Fig. 1: Quantifying measurement-induced crosstalk in a trapped-ion quantum computer using QIRB.

Quantum instrument randomized benchmarking (QIRB) uses the mid-circuit-measurement-containing (MCM-containing) random circuits shown in (a, b) to measure the average error rate (rΩ) of MCM-containing circuit layers. QIRB retains the simplicity and elegance of RB methods for measuring gate errors, as it estimates rΩ as the decay rate of the average circuit success rates (\({\overline{F}}_{d}\)) versus circuit depth, as shown in the examples of (c).
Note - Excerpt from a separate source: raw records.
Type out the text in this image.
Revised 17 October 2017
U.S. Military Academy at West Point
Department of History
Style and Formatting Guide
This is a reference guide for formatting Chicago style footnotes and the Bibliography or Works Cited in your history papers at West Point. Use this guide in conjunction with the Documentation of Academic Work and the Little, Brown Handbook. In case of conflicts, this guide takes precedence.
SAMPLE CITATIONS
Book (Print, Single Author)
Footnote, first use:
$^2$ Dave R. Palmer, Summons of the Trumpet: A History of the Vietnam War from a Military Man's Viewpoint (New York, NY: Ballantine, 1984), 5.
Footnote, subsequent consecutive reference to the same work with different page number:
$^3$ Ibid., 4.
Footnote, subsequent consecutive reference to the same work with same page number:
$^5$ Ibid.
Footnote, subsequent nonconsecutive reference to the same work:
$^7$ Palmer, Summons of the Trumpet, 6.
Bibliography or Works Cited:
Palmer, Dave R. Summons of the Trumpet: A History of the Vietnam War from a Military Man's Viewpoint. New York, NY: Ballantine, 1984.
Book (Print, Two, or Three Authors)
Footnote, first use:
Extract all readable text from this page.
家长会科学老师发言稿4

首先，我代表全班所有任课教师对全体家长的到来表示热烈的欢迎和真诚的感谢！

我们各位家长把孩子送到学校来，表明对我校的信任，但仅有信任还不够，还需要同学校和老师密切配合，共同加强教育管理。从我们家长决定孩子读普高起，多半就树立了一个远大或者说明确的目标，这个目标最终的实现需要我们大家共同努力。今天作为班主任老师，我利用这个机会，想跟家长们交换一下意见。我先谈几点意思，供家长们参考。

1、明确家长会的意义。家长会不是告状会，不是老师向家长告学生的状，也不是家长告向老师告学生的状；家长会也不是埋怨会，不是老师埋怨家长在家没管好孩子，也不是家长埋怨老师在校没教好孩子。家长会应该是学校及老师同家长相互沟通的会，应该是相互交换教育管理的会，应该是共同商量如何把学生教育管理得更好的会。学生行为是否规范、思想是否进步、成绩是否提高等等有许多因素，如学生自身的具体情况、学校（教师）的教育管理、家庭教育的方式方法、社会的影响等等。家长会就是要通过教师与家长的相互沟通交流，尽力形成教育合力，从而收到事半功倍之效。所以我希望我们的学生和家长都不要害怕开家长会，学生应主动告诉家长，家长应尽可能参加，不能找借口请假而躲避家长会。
We used QIRB to study MCMs in Quantinuum’s H1-1 system, depicted in (g), which arranges 20 171Yb+ ions into auxiliary ("A'') and gate ("G'') zones. Our initial experiments on H1-1 applied micromotion hiding35 only to unmeasured ions in gate zones during MCMs, as ions in auxiliary zones are distant from measured ions. We observed higher error rates in six-qubit QIRB than predicted [compare left with center bars in (d, e)]. We added micromotion hiding for all unmeasured ions, reran QIRB, and observed that the six-qubit error rate was approximately halved [right bars in (d, e)] and was now consistent with the predictions of Quantinuum’s emulator. Results from bright-state depumping experiments (f) independently confirmed the existence of long-range, MCM-induced crosstalk and its mitigation by extra micromotion hiding. These experiments quantify MCM-induced crosstalk errors by measuring the rate at which unmeasured ions, prepared in the \(\left\vert 1\right\rangle\) state, leak out of the computational space as gate-zone ions are measured. All error bars represent bootstrapped 1σ deviations from the sample mean.